AD331 Artificial Intelligence Course Project

A comprehensive machine learning project for predicting security incident detection times using linear regression. Features data analysis, model training, evaluation, and an interactive web dashboard.

🎯 Project Overview

This project implements an end-to-end machine learning pipeline to predict the time it takes to detect security incidents. The solution includes:

Data Analysis: Comprehensive exploratory data analysis with visualizations
Model Training: Linear regression with advanced feature engineering
Model Evaluation: Cross-validation and performance metrics
Web Dashboard: Interactive Next.js frontend with visualizations
API Backend: FastAPI backend for model predictions

📊 Model Performance

R² Score: 0.8047 (80.47% variance explained)
Accuracy: 97% of predictions within 20% of actual values
Model Type: Linear Regression with advanced feature engineering
Dataset: 1,000 samples (800 training, 200 test)

🚀 Quick Start

Prerequisites

Node.js (v18+ recommended)
Python (3.13+)
npm or yarn

Installation

Clone the repository

git clone <repository-url>
cd ad331_artificial_intelligence

Install dependencies

Frontend (Next.js):
```
npm install
```
Backend (Python):
```
pip install -r backend/requirements.txt
```

Running the Application

Option 1: Start Everything at Once (Recommended)

python3 start_all.py

This script will:

Check requirements
Optionally install/update dependencies
Start both frontend and backend servers

Option 2: Manual Start

Start Frontend:

npm run dev

Frontend will be available at http://localhost:3000

Start Backend:

cd backend
python main.py

Backend will be available at http://localhost:8000

Alternative Startup Scripts

Linux/Mac: ./start_all.sh
Windows: start_all.bat

Assignment 8: LLM Evaluation

Run POST http://localhost:8000/api/assignment8/evaluate to score the Assignment 7 classifier on the held-out test set, produce accuracy/precision/recall/F1 (macro), and emit a normalized confusion matrix at public/visualizations/static/assignment8_confusion_matrix.png.
Macro-averaged F1 is the primary metric: it balances precision and recall per class so the minority label cannot hide behind majority-class accuracy. Accuracy alone can look strong even when one class (e.g., subjective statements) is frequently misclassified, so F1 better reflects real quality on imbalanced text data.

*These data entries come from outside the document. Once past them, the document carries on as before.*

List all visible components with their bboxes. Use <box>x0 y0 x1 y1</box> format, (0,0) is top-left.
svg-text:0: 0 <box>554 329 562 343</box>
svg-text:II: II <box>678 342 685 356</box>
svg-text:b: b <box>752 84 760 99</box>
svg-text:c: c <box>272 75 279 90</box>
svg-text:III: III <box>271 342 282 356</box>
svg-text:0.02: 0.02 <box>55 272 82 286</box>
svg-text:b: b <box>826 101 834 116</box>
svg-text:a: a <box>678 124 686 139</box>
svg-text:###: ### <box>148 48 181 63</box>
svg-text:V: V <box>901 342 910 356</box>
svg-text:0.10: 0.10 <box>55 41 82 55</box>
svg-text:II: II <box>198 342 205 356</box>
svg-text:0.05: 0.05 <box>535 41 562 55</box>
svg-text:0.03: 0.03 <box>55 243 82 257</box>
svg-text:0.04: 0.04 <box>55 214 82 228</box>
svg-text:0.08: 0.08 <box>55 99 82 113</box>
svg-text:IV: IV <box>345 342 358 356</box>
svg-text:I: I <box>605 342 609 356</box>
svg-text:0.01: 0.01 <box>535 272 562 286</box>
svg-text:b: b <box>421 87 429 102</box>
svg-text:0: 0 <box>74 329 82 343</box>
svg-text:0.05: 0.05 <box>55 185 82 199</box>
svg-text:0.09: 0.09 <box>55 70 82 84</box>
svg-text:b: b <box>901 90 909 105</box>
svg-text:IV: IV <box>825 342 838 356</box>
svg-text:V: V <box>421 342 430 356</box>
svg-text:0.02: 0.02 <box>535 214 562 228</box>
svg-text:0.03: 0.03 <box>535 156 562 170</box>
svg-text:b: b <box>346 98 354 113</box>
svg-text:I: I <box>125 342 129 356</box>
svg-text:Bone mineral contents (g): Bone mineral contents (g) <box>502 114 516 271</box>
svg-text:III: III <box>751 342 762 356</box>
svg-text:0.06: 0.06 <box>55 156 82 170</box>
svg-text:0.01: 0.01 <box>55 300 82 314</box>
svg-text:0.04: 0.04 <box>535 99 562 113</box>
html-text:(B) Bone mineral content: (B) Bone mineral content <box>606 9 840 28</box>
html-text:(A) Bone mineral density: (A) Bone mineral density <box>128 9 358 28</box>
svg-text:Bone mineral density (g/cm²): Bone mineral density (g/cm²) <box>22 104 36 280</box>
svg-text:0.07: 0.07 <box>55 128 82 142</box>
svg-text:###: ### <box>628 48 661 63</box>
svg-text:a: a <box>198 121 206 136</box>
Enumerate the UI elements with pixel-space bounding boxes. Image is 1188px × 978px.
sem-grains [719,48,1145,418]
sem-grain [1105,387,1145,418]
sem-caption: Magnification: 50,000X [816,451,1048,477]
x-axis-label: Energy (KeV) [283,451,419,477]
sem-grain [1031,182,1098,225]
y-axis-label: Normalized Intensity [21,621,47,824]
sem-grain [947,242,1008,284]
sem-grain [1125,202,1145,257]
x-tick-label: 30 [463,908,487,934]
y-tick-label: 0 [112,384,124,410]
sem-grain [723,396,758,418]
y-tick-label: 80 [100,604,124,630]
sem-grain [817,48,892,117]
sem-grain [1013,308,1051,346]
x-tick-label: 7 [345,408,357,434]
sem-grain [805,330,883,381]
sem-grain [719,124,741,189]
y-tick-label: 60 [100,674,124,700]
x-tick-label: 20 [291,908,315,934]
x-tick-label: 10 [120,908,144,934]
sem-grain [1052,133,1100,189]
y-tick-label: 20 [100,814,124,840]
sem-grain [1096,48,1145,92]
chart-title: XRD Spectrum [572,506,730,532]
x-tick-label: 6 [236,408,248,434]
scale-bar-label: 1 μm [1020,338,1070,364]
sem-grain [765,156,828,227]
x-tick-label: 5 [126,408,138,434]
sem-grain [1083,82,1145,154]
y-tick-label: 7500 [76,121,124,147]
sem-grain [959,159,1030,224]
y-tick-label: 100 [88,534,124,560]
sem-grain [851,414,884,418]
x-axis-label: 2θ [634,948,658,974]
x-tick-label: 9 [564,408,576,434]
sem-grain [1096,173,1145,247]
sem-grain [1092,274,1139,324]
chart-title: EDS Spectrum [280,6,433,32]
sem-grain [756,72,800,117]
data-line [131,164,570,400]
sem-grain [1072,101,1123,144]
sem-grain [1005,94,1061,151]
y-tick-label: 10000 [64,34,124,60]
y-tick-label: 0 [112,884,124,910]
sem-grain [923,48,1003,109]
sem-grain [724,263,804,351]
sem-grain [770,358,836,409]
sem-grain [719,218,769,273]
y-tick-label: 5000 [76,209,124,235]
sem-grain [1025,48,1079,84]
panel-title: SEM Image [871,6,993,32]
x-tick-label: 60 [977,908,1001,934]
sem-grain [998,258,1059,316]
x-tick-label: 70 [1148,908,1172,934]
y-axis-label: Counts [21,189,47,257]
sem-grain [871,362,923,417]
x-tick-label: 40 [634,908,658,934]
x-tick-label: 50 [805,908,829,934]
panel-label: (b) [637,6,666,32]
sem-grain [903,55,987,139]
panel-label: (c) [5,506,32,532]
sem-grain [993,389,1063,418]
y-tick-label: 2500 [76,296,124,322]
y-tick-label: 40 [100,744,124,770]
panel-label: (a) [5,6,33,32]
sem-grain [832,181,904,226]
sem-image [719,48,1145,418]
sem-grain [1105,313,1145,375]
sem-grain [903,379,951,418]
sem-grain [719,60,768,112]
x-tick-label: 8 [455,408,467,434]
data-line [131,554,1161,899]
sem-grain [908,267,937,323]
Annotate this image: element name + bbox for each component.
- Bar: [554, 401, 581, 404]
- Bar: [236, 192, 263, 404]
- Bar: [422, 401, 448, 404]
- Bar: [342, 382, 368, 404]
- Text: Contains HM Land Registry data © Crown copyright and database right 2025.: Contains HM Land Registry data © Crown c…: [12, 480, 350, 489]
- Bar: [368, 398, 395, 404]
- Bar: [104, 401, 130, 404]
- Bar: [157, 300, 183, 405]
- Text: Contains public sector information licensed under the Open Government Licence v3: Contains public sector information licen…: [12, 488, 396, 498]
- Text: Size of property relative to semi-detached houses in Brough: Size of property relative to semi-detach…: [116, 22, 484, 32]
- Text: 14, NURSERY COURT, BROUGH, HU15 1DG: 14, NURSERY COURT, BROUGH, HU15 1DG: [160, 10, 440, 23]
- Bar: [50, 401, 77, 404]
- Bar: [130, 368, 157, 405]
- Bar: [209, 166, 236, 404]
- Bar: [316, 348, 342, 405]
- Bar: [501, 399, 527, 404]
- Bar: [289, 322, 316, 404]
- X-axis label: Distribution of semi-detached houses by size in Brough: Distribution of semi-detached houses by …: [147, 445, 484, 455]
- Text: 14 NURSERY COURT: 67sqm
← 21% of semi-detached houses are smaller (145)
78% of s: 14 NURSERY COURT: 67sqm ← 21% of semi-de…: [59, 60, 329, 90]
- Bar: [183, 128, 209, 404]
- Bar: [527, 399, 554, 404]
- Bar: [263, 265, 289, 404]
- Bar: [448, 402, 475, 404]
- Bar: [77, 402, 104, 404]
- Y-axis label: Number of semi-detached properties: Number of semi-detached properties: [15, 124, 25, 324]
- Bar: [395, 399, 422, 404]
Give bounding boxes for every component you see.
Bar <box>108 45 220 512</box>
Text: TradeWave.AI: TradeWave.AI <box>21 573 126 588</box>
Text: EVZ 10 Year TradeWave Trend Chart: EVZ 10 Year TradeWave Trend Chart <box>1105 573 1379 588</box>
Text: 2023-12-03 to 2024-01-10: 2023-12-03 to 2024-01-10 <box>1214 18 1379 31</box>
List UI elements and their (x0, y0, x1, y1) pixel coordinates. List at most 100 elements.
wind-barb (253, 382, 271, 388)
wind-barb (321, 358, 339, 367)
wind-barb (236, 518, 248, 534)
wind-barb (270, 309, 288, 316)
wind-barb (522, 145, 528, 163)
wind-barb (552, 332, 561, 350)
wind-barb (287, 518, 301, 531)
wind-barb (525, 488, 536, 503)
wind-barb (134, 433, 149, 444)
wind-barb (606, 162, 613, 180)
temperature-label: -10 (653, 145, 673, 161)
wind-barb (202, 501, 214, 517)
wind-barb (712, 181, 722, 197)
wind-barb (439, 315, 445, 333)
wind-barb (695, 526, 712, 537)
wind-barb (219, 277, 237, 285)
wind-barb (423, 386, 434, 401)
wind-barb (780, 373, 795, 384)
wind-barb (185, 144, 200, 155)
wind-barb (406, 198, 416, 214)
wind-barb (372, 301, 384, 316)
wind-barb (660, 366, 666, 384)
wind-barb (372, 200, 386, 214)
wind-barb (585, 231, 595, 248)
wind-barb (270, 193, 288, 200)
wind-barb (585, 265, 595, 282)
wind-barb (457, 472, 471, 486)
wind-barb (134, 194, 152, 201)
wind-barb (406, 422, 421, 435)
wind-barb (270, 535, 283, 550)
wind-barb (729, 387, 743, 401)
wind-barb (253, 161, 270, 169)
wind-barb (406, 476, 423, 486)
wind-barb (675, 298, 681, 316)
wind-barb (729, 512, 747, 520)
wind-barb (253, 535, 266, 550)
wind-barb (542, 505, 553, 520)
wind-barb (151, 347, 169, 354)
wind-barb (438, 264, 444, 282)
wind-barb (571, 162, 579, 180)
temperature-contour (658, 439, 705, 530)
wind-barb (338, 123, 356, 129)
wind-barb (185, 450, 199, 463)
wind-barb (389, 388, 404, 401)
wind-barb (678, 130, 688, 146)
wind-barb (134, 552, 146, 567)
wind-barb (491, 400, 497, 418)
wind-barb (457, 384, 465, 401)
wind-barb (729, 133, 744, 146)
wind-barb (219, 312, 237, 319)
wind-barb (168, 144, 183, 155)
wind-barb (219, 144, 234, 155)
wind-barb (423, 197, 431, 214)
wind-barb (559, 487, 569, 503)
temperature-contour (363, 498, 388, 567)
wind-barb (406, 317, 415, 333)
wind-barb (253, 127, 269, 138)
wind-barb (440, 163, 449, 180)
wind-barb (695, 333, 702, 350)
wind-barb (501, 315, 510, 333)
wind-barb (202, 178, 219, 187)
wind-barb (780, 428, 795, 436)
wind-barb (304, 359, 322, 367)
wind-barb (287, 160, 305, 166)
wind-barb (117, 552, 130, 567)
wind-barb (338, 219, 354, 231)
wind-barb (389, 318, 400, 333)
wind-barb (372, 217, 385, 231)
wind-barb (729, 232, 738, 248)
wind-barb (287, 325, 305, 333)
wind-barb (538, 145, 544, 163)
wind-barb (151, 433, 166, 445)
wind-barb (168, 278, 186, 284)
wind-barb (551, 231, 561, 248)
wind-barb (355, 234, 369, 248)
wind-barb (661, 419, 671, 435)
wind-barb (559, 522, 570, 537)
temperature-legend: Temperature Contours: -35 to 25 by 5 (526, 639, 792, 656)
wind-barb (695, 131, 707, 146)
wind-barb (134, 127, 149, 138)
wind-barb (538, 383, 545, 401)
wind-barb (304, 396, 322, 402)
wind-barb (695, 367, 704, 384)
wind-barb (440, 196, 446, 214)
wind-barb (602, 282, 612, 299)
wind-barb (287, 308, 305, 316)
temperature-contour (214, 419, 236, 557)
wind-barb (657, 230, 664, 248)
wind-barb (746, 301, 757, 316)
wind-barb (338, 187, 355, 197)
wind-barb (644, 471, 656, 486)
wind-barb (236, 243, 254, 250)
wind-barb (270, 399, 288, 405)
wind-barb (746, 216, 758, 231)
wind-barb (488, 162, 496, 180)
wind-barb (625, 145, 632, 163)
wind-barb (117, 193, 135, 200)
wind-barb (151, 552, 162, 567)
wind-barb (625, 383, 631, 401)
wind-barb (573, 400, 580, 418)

📘 Assignments Overview (Goals + Function)

Assignment 1 — Dev Setup & Iris EDA: Stand up the ML toolkit (NumPy/Pandas/Matplotlib/Seaborn) and explore the iris dataset; compute stats and plot histograms/box/scatter charts to practice basic data profiling.
Assignment 2 — Time to Detection Analysis: Inspect the security incident dataset, surface correlations, and visualize the regression target/feature relationships in the Next.js dashboard.
Assignment 3 — MNIST Classification: Train a feedforward neural net on handwritten digits and serve predictions; includes an interactive canvas to draw digits, trigger training, and view accuracy/loss curves from the backend.
Assignment 4 — Large Language Models: Load TinyLlama via Hugging Face, experiment with temperature/top-p/max-tokens, and compare generations; comes with quick test cases plus an interactive chat panel.
Assignment 5 — Retrieval-Augmented Generation: Build a lightweight RAG pipeline over a D&D 2024 rules summary; chunk and embed text (MiniLM), retrieve relevant passages, and ground TinyLlama responses with a targeted test suite.
Assignment 6 — Prompt Engineering for Structured Extraction: Craft/evaluate prompts that pull Name, Price, and Date into strict JSON under paraphrases and noisy inputs; tracks runs, compliance, and optimized prompt variants.
Assignment 7 — PEFT (LoRA) News Classifier: Fine-tune roberta-base with LoRA adapters to label news as factual vs opinion while keeping the base model frozen; includes dataset loading, training controls, and metric visualizations.
Assignment 8 — Model Evaluation: Score the Assignment 7 classifier on a held-out split with macro metrics and a confusion matrix; backend endpoint exports the plot to public/visualizations/static/assignment8_confusion_matrix.png.
Assignment 9 — Placeholder: Slot reserved for the next module; UI stub points learners to check the assignments folder as new materials land.
Assignment 10 — Final Project: Placeholder for the capstone that will synthesize course concepts into a single end-to-end AI project.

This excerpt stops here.